Posted 25 августа 2022, 11:56
Published 25 августа 2022, 11:56
Modified 24 декабря 2022, 22:37
Updated 24 декабря 2022, 22:37
Alexander Dybin, St. Petersburg
Mikhail Romanov offered to take the T-34 tank, which the Estonian authorities removed from the pedestal in the border town of Narva, to Russia and install it in the city of Kolpino (part of the borders of St. Petersburg).
“If a monument tank has lost its historical value in the eyes of a neighboring state, then it must be transferred to a place where this value is indisputable. In the museum of the state that dismantled the monument, the tank will have the actual status of a captured weapon. This means that the legendary car, one of the symbols of our country's victory over fascism in World War II, will become a sudden trophy of modern Estonia 77 years after its end. I have no doubt that the museum where it was transferred will take care of the appropriate annotation for the captured tank, and in the eyes of visitors it will become the personification of distorted interpretations of military history. We must not allow this,” the MP said.

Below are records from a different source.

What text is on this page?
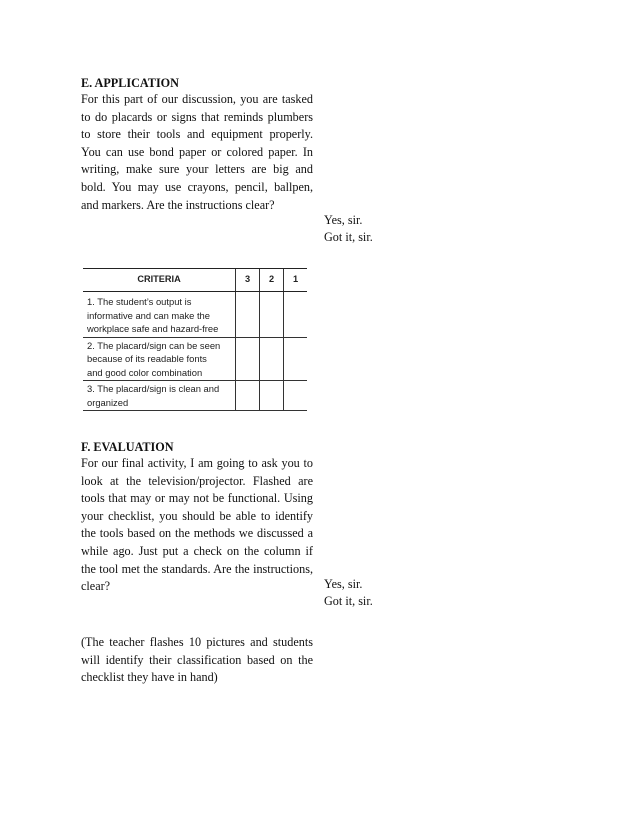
E. APPLICATION

For this part of our discussion, you are tasked to do placards or signs that reminds plumbers to store their tools and equipment properly. You can use bond paper or colored paper. In writing, make sure your letters are big and bold. You may use crayons, pencil, ballpen, and markers. Are the instructions clear?

Yes, sir.
Got it, sir.
CRITERIA	3	2	1

1. The student’s output is
informative and can make the
workplace safe and hazard-free			

2. The placard/sign can be seen
because of its readable fonts
and good color combination			

3. The placard/sign is clean and
organized			

F. EVALUATION

For our final activity, I am going to ask you to look at the television/projector. Flashed are tools that may or may not be functional. Using your checklist, you should be able to identify the tools based on the methods we discussed a while ago. Just put a check on the column if the tool met the standards. Are the instructions, clear?	Yes, sir.
Got it, sir.

(The teacher flashes 10 pictures and students will identify their classification based on the checklist they have in hand)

According to Romanov, in exchange for a tank, Russia could promise Estonia not to touch the place names associated with this state and thereby not offend its national feelings.
“The question of the return of the monument tank to Russia lies in the ideological, and not in the economic plane, therefore, compensation to the Estonian side for the export of the T-34 can be expressed in an intangible format. Since the fate of the monument has ideological significance, and the permission for its free return to Russia by the Estonian authorities could be a gesture of goodwill, Tallinn, in turn, could count on reciprocity. For example, to preserve Estonian names in Russian, including St. Petersburg toponymy,” the deputy said.
So, according to Romanov, it is possible to rename the Tallinn Highway to Ivangorodskoye, the Narva Gates to the Na Narva!
As Novye Izvestiya previously reported, the Estonian authorities decided to move the monument to the T-34 tank from Narva to the Estonian War Museum. In addition, the dismantling of Soviet monuments began in the Baltic countries and Poland.